It’s rare that I find a book that is as useful, accurate and easy-to-read as Native Plants for New England Gardens by Mark Richardson and Dan Jaffe, both on staff at the New England Wild Flower Society in Framingham, Massachusetts. This book presents over 100 species of wildflowers, trees and shrubs, grasses, ferns, vines and lianas (woody vines). And even though I grow the vast majority of plants in this book, I learned so much that I felt like a third grade boy on an outing with a PhD.
First, the authors define native plants: those that were growing in North America when the first colonists arrived. They stress, right of the bat, that it is important to put the right plant in the right place. Instead of shopping for pretty flowers, they recommend knowing about plants and seeking them out. The glossy photos of the book will help you put together a plant list; their instructions will help you decide if you have a place for a particular plant.
I have always enjoyed eating wild harvested plants. The book covers ramps, which I grow, but also other wild edibles I grow – including two that I didn’t know are edible.
Ramps are an early spring treat. They are up now, in mid-April, but not ready for picking yet.
I have a large patch of Mayapple (Podophyllum peltatum). As the authors point out, it spreads robustly and shades out other plants. The blossoms appear beneath the big, wide leaves and are not easily seen; they suggest planting it on a steep incline, so that one can see them – and the fruit, bright red “apples” when standing below the planting. I have seen the fruit, but never knew it was edible until reading about it. Apparently the fruit is also eaten by box turtles. Who knew?
Mayapple in bloom
Another edible fruit described in the book is produced by American spikenard (Aralia racemosa). The authors note that spikenard gets big enough to serve as a handsome shrub, but since it dies back to the ground each fall, it won’t be damaged by snow falling off your roof if you plant it near the house. I grow it in part shade and it gets to be 6 feet tall and wide, and produces masses of berries each fall. The berries start off white, change to red, and end up a deep purple. I shall taste them this fall.
Aralia berries are edible
I grow all 3 of the milkweeds described in the book: common, swamp or rose, and butterfly milkweed. The authors explain the plusses and minuses of each, where to plant them. “If you are looking for a well-behaved garden plant, then common milkweed is not the best choice.” It spreads by root, they explain and is suited for “meadows, hell strips or as competition against invasive species.”
Swamp or red milkweed
Yes, I knew that milkweeds are essential for monarch butterflies, but they point out that they also support tussock moths, swallowtails, and a variety of beneficial beetles. “The plant (swamp milkweed) seemingly supports whole ecosystems on its own, often playing host to bees, ants, and various spiders waiting to eat an unsuspecting pollinator.”

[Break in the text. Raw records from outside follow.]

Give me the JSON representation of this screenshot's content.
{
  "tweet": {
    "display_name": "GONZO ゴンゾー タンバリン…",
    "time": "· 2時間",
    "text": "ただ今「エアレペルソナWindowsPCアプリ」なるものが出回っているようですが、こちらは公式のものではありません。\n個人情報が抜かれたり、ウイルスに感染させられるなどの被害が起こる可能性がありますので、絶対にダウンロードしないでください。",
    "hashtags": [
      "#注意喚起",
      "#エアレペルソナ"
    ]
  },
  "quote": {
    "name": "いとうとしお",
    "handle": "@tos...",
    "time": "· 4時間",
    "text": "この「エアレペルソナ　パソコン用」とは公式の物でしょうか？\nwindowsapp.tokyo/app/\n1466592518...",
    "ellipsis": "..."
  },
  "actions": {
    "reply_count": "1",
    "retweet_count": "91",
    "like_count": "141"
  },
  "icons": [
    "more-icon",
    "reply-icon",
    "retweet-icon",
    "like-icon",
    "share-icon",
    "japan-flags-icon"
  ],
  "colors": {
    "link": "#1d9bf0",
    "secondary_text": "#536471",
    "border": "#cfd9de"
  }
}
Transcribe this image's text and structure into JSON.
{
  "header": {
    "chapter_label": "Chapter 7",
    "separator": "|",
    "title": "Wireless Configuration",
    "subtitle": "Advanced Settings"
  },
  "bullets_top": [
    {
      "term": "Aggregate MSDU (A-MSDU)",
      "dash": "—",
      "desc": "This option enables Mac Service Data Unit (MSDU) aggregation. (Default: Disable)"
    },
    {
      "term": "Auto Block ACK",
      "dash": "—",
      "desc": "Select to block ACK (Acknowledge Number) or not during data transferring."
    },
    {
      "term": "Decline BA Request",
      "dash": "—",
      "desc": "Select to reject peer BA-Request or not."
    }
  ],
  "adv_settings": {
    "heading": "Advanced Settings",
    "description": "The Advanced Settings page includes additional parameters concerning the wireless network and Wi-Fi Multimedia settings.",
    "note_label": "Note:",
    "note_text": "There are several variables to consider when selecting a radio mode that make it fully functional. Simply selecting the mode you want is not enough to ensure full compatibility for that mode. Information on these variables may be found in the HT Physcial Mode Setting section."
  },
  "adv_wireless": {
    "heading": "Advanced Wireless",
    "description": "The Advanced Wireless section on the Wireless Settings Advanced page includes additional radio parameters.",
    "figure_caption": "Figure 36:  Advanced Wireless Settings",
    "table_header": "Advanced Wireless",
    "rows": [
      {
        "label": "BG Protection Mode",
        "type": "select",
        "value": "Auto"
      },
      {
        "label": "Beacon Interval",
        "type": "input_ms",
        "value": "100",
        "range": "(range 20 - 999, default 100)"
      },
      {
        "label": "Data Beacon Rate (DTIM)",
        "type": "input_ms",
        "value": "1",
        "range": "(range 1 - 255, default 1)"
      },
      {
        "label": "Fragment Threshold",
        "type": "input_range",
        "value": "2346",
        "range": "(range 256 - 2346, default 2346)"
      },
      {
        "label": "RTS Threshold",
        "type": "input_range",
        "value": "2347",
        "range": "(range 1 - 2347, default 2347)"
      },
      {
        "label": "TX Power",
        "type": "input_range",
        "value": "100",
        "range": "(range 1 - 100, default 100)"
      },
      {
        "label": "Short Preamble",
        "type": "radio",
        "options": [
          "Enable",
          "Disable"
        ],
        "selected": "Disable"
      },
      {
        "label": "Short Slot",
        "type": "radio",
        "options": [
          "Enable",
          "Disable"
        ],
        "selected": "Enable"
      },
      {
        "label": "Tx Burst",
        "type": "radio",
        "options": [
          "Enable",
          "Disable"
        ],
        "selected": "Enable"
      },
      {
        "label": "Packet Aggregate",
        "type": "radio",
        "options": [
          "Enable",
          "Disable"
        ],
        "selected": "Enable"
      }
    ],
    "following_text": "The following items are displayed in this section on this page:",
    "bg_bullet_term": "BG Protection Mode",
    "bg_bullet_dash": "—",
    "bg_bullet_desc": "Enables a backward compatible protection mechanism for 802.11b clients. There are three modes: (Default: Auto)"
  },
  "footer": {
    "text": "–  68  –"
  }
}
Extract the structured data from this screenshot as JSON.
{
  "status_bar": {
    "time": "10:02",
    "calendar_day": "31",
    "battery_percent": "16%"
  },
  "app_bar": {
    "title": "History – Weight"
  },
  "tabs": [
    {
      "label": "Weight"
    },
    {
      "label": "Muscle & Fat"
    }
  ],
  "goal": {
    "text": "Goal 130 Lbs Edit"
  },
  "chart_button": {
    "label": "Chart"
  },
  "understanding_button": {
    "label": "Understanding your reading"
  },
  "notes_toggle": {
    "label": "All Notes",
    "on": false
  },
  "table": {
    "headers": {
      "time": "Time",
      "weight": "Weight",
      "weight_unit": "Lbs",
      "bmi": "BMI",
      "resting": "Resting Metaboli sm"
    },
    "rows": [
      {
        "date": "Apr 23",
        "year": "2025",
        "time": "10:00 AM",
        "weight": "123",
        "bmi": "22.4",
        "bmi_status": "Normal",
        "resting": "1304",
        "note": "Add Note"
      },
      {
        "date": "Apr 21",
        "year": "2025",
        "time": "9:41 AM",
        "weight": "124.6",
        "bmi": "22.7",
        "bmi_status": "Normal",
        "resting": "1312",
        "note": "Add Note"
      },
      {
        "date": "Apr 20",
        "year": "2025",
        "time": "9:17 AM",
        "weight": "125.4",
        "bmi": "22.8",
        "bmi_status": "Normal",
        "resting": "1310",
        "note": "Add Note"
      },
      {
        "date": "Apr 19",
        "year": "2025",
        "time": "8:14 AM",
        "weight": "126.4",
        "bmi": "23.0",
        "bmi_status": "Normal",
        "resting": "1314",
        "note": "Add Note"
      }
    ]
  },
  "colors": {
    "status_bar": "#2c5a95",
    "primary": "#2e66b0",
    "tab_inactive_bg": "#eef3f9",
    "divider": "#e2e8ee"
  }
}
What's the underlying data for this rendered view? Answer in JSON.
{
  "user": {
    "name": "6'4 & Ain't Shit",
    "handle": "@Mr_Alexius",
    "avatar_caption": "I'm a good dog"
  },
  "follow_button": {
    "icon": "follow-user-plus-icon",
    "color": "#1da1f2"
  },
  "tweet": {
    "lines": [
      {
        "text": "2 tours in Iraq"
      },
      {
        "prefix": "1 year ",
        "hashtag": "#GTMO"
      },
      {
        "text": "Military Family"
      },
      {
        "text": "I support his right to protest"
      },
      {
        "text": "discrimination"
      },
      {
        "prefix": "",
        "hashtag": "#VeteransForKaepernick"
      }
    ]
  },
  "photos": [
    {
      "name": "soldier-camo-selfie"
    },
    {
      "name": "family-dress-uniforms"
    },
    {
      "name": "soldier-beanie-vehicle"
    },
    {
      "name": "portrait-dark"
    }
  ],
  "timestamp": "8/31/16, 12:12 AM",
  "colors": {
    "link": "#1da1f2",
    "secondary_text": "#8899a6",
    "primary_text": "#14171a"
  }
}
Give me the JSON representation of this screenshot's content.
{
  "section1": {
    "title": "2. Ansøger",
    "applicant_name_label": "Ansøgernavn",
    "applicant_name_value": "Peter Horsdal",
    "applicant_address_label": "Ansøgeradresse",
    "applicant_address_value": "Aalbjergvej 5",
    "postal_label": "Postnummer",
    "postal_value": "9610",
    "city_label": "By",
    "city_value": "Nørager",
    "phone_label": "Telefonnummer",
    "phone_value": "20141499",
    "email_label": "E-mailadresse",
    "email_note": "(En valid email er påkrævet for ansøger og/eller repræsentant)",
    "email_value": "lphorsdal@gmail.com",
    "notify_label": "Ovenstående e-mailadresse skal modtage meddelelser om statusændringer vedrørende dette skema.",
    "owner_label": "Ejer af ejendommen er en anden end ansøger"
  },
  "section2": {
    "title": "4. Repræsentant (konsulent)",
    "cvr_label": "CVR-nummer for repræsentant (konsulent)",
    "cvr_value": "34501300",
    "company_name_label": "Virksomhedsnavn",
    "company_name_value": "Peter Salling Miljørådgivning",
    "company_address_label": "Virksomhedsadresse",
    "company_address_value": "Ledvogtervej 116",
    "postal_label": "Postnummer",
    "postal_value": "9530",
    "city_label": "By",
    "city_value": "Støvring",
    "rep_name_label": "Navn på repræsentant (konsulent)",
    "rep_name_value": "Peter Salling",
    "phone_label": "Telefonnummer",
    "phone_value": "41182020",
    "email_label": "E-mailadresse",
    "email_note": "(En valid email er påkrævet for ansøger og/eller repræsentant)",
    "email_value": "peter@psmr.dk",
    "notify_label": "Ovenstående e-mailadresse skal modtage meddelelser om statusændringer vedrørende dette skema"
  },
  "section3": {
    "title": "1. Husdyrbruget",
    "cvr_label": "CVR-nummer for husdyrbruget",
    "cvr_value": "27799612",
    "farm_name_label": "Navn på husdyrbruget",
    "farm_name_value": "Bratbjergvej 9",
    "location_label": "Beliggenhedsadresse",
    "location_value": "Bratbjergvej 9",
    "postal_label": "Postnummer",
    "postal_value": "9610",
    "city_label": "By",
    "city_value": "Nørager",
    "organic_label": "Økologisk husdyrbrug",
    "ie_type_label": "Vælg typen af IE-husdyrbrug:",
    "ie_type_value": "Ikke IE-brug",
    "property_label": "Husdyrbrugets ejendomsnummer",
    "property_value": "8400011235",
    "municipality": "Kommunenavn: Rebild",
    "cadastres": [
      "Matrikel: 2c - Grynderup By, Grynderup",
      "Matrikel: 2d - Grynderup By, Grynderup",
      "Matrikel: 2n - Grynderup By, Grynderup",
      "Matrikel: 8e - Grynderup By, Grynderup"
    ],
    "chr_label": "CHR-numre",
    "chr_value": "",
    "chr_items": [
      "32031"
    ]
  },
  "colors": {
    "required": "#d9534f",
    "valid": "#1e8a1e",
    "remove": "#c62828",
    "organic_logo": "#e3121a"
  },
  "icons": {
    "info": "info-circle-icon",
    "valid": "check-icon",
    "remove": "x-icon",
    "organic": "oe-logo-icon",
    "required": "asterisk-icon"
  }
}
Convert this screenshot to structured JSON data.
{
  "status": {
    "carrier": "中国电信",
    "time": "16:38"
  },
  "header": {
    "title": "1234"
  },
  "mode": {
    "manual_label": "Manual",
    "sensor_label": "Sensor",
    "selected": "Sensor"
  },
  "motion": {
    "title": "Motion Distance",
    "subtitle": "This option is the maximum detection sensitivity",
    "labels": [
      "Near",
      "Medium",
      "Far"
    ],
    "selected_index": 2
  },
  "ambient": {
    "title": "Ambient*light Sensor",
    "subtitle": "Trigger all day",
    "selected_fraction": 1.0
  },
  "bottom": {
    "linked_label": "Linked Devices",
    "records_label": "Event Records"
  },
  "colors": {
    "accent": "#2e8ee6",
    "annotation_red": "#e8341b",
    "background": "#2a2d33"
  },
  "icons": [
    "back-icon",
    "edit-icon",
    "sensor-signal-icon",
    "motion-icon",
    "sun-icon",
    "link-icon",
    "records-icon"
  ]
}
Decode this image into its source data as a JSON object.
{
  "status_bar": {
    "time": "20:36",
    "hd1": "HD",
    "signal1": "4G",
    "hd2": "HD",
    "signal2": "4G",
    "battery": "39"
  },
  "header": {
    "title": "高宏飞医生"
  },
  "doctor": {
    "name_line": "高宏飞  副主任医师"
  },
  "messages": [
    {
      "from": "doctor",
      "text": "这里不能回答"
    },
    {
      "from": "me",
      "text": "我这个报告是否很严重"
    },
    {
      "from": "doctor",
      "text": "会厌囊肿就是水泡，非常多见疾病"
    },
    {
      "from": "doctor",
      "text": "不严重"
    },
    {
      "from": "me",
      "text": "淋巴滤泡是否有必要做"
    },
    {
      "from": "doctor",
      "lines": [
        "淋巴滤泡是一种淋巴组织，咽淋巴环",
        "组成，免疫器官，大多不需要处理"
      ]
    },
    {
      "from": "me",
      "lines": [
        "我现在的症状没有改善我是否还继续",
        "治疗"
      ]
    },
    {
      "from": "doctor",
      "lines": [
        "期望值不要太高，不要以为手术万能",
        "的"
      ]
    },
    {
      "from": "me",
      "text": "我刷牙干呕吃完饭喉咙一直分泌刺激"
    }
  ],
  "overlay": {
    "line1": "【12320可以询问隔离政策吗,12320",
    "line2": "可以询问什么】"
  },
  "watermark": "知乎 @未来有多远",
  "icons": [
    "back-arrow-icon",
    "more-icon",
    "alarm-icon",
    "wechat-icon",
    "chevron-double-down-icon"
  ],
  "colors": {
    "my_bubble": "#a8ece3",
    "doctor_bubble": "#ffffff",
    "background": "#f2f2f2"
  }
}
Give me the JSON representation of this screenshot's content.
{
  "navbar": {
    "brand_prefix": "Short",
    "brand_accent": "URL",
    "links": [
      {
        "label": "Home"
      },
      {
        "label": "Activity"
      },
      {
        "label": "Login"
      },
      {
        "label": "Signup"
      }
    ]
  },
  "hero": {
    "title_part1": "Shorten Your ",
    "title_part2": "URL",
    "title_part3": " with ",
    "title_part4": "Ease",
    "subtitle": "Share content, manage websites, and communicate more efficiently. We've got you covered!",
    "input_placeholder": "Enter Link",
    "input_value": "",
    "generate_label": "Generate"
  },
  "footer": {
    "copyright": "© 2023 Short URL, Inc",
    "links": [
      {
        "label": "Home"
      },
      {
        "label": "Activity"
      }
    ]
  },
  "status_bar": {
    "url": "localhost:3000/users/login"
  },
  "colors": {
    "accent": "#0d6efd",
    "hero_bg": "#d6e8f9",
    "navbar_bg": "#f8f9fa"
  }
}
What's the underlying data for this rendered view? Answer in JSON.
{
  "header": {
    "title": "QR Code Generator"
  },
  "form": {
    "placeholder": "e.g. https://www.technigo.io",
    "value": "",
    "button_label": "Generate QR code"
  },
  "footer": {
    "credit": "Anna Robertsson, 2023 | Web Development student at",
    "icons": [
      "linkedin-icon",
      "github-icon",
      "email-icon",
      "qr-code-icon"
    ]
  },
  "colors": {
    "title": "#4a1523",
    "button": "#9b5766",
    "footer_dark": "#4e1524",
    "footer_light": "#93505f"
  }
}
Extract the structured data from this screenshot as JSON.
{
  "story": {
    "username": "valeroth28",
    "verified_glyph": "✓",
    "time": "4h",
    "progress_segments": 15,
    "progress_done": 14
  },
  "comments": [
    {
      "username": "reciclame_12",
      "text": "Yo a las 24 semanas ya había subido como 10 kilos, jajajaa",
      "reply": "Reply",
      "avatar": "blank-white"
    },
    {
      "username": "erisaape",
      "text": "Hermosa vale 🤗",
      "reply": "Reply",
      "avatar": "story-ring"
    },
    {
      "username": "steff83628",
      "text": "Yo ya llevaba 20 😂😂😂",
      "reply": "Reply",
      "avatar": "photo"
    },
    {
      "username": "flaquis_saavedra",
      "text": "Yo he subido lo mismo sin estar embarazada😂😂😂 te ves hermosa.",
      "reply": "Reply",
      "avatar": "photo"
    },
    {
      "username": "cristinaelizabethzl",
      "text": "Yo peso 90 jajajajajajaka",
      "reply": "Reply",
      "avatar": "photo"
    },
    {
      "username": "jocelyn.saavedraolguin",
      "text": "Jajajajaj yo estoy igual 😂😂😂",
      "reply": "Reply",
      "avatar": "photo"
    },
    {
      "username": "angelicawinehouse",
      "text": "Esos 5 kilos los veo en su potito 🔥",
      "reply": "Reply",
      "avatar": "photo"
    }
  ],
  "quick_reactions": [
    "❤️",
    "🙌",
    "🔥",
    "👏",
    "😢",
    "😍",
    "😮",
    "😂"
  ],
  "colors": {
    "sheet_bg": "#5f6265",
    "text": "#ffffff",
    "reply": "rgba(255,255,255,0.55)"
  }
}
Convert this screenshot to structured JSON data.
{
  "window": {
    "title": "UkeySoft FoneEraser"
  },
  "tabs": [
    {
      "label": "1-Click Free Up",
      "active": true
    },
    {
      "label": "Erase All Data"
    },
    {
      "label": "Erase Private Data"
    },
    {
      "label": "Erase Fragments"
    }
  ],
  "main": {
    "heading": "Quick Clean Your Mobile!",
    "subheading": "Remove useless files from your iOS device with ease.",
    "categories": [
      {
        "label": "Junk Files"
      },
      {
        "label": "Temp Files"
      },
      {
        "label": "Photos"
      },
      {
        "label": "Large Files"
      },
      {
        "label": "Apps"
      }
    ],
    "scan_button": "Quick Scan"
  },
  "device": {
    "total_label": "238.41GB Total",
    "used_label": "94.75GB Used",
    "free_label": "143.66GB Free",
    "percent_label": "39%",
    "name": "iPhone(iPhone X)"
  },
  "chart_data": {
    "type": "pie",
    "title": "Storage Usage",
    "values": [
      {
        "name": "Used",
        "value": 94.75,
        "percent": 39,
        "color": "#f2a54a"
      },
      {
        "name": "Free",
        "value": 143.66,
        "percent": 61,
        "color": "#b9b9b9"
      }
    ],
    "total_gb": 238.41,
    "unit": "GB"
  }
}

I love cardinal flower (Lobelia cardinalis) and have grown both the native species and modern hybrids varieties in a moist, full-sun garden. I no longer grow the hybrids, as they are less hardy than the native species and have all died out. The authors refer to work done at the University of Vermont that showed that at least one of the hybrids produced only 20% of the nectar energy produced by the wild species. So hummingbirds, who love these bright red flowers, get something akin to diet nectar if you grow the hybrid variety. It’s best to avoid planting them, so read your plant tags carefully.
Cardiinal flower grows best in moist to wet soil
I love the bright red leaves of staghorn sumac (Rhus typhina) growing by the side of the road, but would never consider planting it on my property. Although a native plant with fruit beloved by returning migratory birds in early spring, it can spread very aggressively and is hard to remove. But the authors introduced me to another variety, fragrant sumac (Rhus aromatica), that is smaller, “much slower growing, and fairly easy to control even in a formal garden setting.” I shall look for it, and try to learn from others who have grown it (Please e-mail me if you have grown it).
I grew up in Connecticut where spicebush (Lindera benzoin) was a wild shrub with tasty leaves and twigs that I chewed as a breath freshener. But it is hardy to Zone 4, and I got one two years ago. According to the book, it is an understory shrub that does well in moist soil. I knew it as a plant for dry shade, and hence planted it here in a dry location, and it has done fine.
Spicebush berries can be used for tea
What I did not know, until reading Native Plants for New England Gardens, is that spicebush is dioecious – there are male and female plants. That would explain why I have not gotten any of the bright red berries used by the authors in a tea that is “magical for fighting off the common cold and is packed with vitamin C.” I shall get another, and hope for pollination.
One last tip from the book: if you want to grow wintergreen, a low-growing ground cover with tasty red berries, plant it under your blueberries. The sulfur you give your blueberries will make the soil right for wintergreen.
I loved this book. I predict you will, too. And come spring, I’ll go to the Garden in the Woods in Framingham, MA (where the authors work) and buy some wildflowers mentioned in this fine book.